Ve son bilette yine Beylikdüzü Afm'de 30 Nisan 2009'da izlediğimiz Kehanet adlı filme ait. Filmin resmi sitesi çok güzel yapılmış.Film gerçekten de çok sürükleyiciydi.Yalnız sonunu beğenmemiştik diye hatırlıyorum.

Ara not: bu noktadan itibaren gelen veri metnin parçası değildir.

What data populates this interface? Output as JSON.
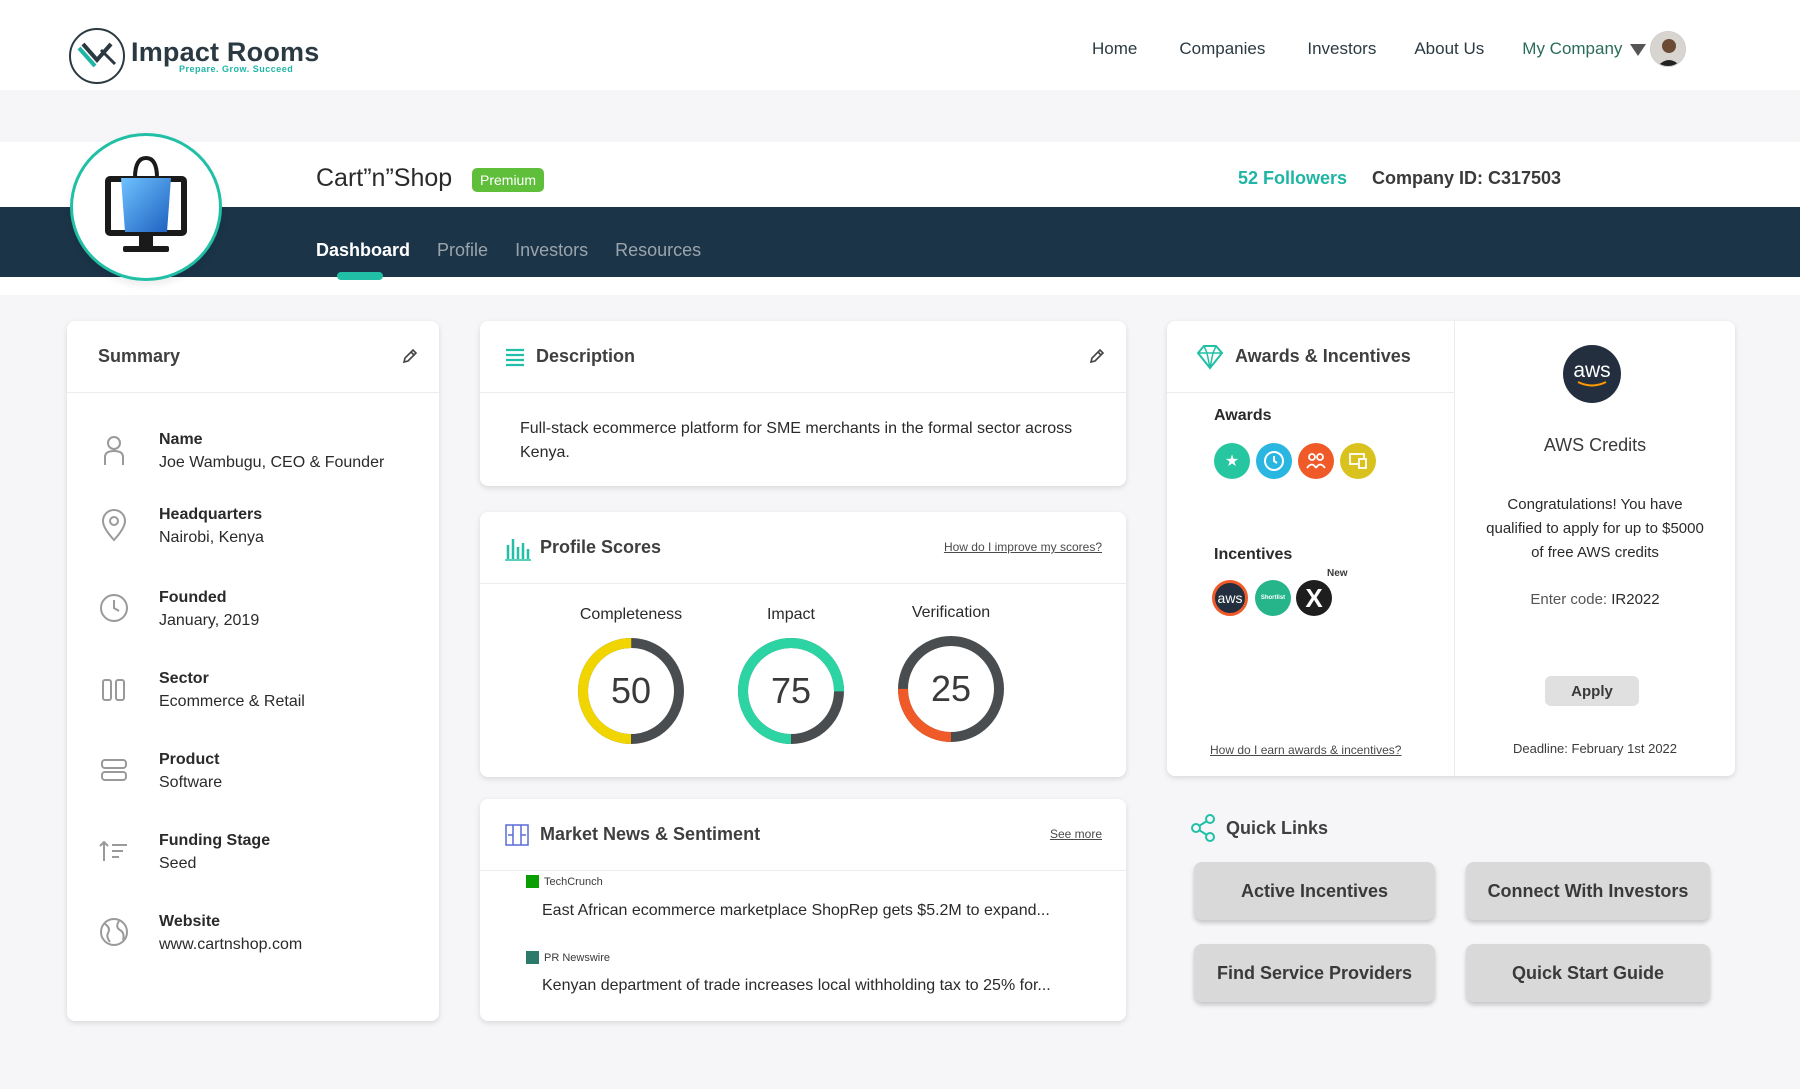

Dediğim gibi daha bir sürü film izledik Aşkım'la ama sanırım sakladığım biletleri başka bir yere koymuşum.Şimdilik cüzdanımdan çıkanlar bunlardı.Bu biletlere göre son 3 aydır sinemaya gitmiyoruz sevgilimle.Ama ne yapalım bizim daha önemli işlerimiz var bu aralar hem arada biz evde izliyoruz zaten bazı filmleri.Sinemada ya da evde ne farkederki Aşkım yanımda olduktan sonra :)

10 Ağustos 2009 Pazartesi

HAYAT DEVAM EDİYOR :)

1 Aylık nişanlılık süremizi doldurmuş bulunuyoruz.Ne çabuk geçiyor vakit, 1 ay önce nasıl da bir telaşın ve koşuşturmacanın içindeydik.Neyseki geçti,rutin haline döndü hayatımız tabi belli farklılıklarla.Artık büyük bir keyifle taşıdığım yüzüğüm var parmağımda :) Bunun yanı sıra sevgilimin evimize rahatlıkla gelebilmesi,ailemle oturup muhabbet edebilmesi güzel rahatlıklar.
Şimdilerde yeni bir telaşın içerisindeyiz.Ev arıyoruz,kirada oturmak istemediğimiz için uygun bir satılık ev bulmamız gerekiyor.Bu arada öyle üzüldüğüm bir durum var ki,Aşkım'a da söyleyip canını sıkmak istemiyorum daha fazla ama,arabanın satılmasına çok üzüldüm.Ne çok alışmışım meğer,şimdi bir yere çıkmak bile zor geliyor ikimizede.ancak ev için bunu yapmak zorundaydık.Mecburen evin bedelinin bir kısmını peşin olarak ödemeliyiz ki bankadan aldığımız kredi miktarı az olsun.Hoş bankadan da kredi alabilecek miyiz o da bir muamma ama bilemiyorum ne olacak bu durumun sonu.Offf ki ne of bu kadar zor muymuş evlenmek inanamıyorum.Meğer ne kadar çok düşünülmesi gereken konu varmış.İyiki yanımda sevgilim o olmasa sıkıntılara nasıl göğüs gerebilirdim bilmiyorum.
Her şey bir yana artık bu şirkette çalışmak istemiyorum ama daha iyi bir yer bulana kadar buraya devam etmeliyim,ödemelerimizi ayarlamalıyız vs. vs. Yani Aşkım'la olmanın dışında bu aralar pek keyfim yok.Bir tek onun varlığı aldığım nefesi güçlü kılıyor.
Sevgilim Seni Seviyorum....................Biliyorsun değil mi ???